A presidente deu precisas sugestões sobre a busca da justiça e da verdade no âmbito jurídico, encorajou a trabalhar por um posicionamento de valores e categorias que parecem distantes dos âmbitos, por assim dizer, humanos, mas que na verdade constituem a sua essência imprescindível. Trata-se de trabalhar para encontrar espaço também para termos que muitas vezes servem como trampolim para potenciais mal-entendidos ou compreensões parciais, como a palavra chave “fraternidade”. Falou da necessidade de prosseguir o diálogo dialogando, pois é a verdadeira metodologia para chegar a aceitar as diferenças e superá-las. Além de ter sublinhado que é na relação que se constrói a própria identidade, não temeu refletir sobre a atual situação da mulher na Igreja e sobre a necessidade que, para além das funções dos sexos, prevaleça a liderança do amor.

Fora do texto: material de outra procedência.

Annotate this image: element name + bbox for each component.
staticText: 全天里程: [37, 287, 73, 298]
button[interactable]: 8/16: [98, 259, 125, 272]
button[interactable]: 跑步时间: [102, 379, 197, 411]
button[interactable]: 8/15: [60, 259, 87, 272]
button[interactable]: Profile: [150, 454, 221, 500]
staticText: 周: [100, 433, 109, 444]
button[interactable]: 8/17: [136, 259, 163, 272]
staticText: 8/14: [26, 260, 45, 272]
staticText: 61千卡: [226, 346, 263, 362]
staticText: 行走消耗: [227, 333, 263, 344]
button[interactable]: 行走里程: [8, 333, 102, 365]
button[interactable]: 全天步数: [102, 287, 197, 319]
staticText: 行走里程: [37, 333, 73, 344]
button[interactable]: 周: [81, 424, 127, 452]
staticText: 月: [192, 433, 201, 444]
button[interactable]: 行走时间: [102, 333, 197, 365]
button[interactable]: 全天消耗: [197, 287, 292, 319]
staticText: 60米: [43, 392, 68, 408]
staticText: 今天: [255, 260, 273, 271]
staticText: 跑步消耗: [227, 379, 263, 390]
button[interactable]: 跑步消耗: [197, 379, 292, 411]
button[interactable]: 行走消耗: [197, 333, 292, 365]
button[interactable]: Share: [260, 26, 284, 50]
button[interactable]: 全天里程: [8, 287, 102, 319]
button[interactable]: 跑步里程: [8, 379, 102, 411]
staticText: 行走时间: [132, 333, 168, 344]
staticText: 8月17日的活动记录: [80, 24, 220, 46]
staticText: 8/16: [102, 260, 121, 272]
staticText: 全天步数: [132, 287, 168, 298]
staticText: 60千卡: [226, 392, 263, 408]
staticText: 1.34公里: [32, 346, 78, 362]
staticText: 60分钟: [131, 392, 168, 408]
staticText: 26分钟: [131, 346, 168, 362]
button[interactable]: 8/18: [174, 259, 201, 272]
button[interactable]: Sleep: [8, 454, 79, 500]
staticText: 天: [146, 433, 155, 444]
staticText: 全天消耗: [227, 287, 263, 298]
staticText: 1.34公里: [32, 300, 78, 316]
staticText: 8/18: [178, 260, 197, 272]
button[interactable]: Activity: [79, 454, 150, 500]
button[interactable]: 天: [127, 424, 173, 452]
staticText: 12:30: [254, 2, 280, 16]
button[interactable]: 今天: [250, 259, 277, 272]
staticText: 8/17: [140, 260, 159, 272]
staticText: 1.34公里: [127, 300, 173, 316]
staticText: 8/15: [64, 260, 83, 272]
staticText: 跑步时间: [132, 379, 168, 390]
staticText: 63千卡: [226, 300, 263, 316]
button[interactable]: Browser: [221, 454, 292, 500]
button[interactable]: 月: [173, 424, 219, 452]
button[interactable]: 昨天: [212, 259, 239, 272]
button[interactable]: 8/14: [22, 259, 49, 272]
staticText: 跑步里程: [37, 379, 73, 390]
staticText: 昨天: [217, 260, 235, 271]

Mas Maria Voce encorajou principalmente a que todos continuem a testemunhar a unidade na diversidade. «Sei que não é fácil – ela disse – quem sabe quantos momentos vocês vivem, que desencorajam e desiludem, mas agradeço-lhes porque a vida desta célula que vocês constituem, no interior da Universidade Fordham permitiu que se encontrasse, aqui também, um caminho rumo à fraternidade universal».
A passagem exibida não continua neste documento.